Rassegna Stampa

L'Unione Sarda

Mamma mia ho perso la scuola

Fonte: L'Unione Sarda
14 ottobre 2008

I sindacati denunciano i tagli. Calo demografico e contenimento delle spese: si va verso gli accorpamenti

A rischio i 57 Comuni con meno di 50 alunni

In molti Comuni si fa lezione nelle pluriclassi: alunni di diversa età nella stessa sezione.
Non è più il segreto di Pulcinella. Il tam-tam dei media ha ufficializzato la notizia, gridandola ai quattro venti: i piccoli comuni con meno di 50 alunni (ben 824 in Italia) resteranno senza scuola. Spariranno 4200 plessi scolastici, su un totale di oltre 40 mila sedi sparse in tutta Italia. Per la Sardegna, che di piccoli comuni è composta, «è una strage», denunciano i sindacati, l'ultimo colpo di scure dopo anni di drastici tagli che hanno ridimensionato l'organico (quest'anno più di 1500 docenti a spasso) e le classi (334 in meno): nell'isola sono 57 i comuni con meno di 50 alunni e 230 le istituzioni che rischiano la chiusura (su 426 autonomie scolastiche). «Spariti la caserma, l'ufficio postale, persino il parroco ora tocca al presidio scolastico - denuncia il segretario della Cgil scuola, Peppino Loddo - le poche piccole scuole sono mantenute col sacrificio delle classi sovraffollate dei grossi centri urbani e gli studenti diventano pendolari fin dalla materna».
La chiusura delle scuole nei comuni più piccoli è solo l'ultima brutta notizia che arriva dal ministero di viale Trastevere. A dire il vero non è una novità assoluta per l'Isola: già da adesso - come risulta da una tabella della Regione - sono 28 i Comuni che non hanno neppure una sede stracciata di scuola. Il calo demografico e la progressiva diminuzione del numero degli alunni, si sa, ha costretto i territori più piccoli ad accorpare gli istituti sottodimensionati (ce ne sono 360 nell'Isola su 1780). Ma quel che non si sapeva, forse, è che in molti paesi il diritto all'istruzione sopravvive grazie alle pluriclassi: l'ha scoperto l'Anci, dopo aver chiesto ai Comuni la fotografia del proprio territorio. Così, scorrendo alcuni dati in anteprima, si scoprono alcune mostruosità assieme ai nomi dei Comuni che rischiano di perdere la scuola.
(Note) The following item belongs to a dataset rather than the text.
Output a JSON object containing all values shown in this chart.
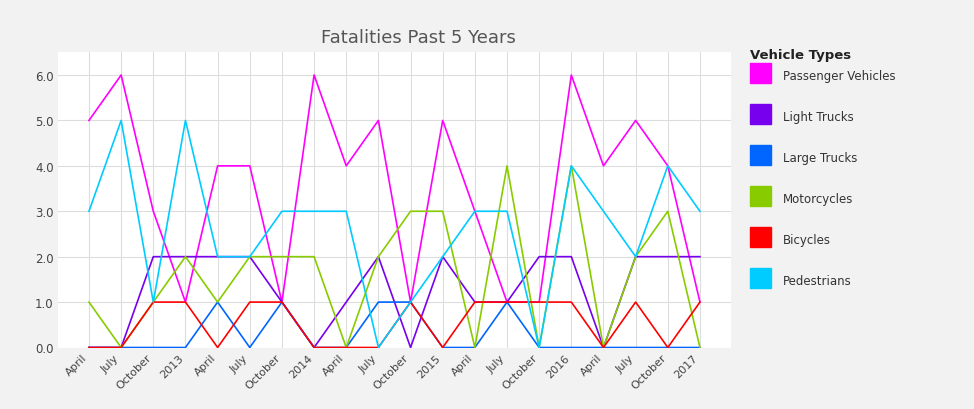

Alcuni esempi: ad Aidomaggiore 13 bambini, dalla prima alla quinta elementare, sono divisi in due pluriclassi. Lezioni comuni anche ad Armungia, dove alunni di seconda e terza elementare studiano assieme, così come quelli di quarta e quinta, e in più con la soppressione della materna non ci sono bambini di prima elementare e le medie sono concentrate in un'unica sezione per tutti gli alunni. Così le pluriclassi funzionano a Valledoria, Banari, Burcei e San Nicolò Gergei.
Non c'era bisogno di Fioroni per scoprire che la scuola è un disastro: l'ex ministro ha fatto semplicemente sapere che l'ultima novità del governo, la norma sull'accorpamento sotto i 50 alunni, era «nascosta» in un decreto legge sulla sanità. Lo stesso che contiene l'ultimatum alle Regioni: entro il 30 novembre, pena il commissariamento, anche la Sardegna deve consegnare al ministero dell'Istruzione la mappa delle istituzioni scolastiche, quel Piano di dimensionamento della rete scolastica tanto atteso dalla Gelmini per dare il via alla sua rivoluzione che in un triennio prevede di tagliare 132 mila posti. «Rispetteremo questa scadenza, stiamo lavorando», assicura l'assessore Maria Antonietta Mongiu, che oggi sarà al Senato, in commissione Istruzione, con i colleghi di Lazio e Lombardia. La Regione promette battaglia contro i tagli, annunciati e prossimi venturi: «Se si continua così, nel giro di 5-6 anni, ritorniamo alle condizioni del secondo dopoguerra, con la maggior parte dei paesi senza neppure una scuola: se si lavora sui numeri e su questi parametri nazionali saremo perdenti. La situazione è allarmante: non abbiamo avuto una compensazione adeguata sulla natalità come al Nord, dove i ragazzi extracomunitari hanno sostituito i residenti. Questo governo da una parte insiste sul federalismo e dall'altra esercita competenze degli enti locali: noi chiediamo soluzioni che non siano la desertificazione. Chiudere una scuola può significare far sostenere ai Comuni una spesa ben più alta di quella che lo Stato sosterrebbe se la scuola rimanesse aperta».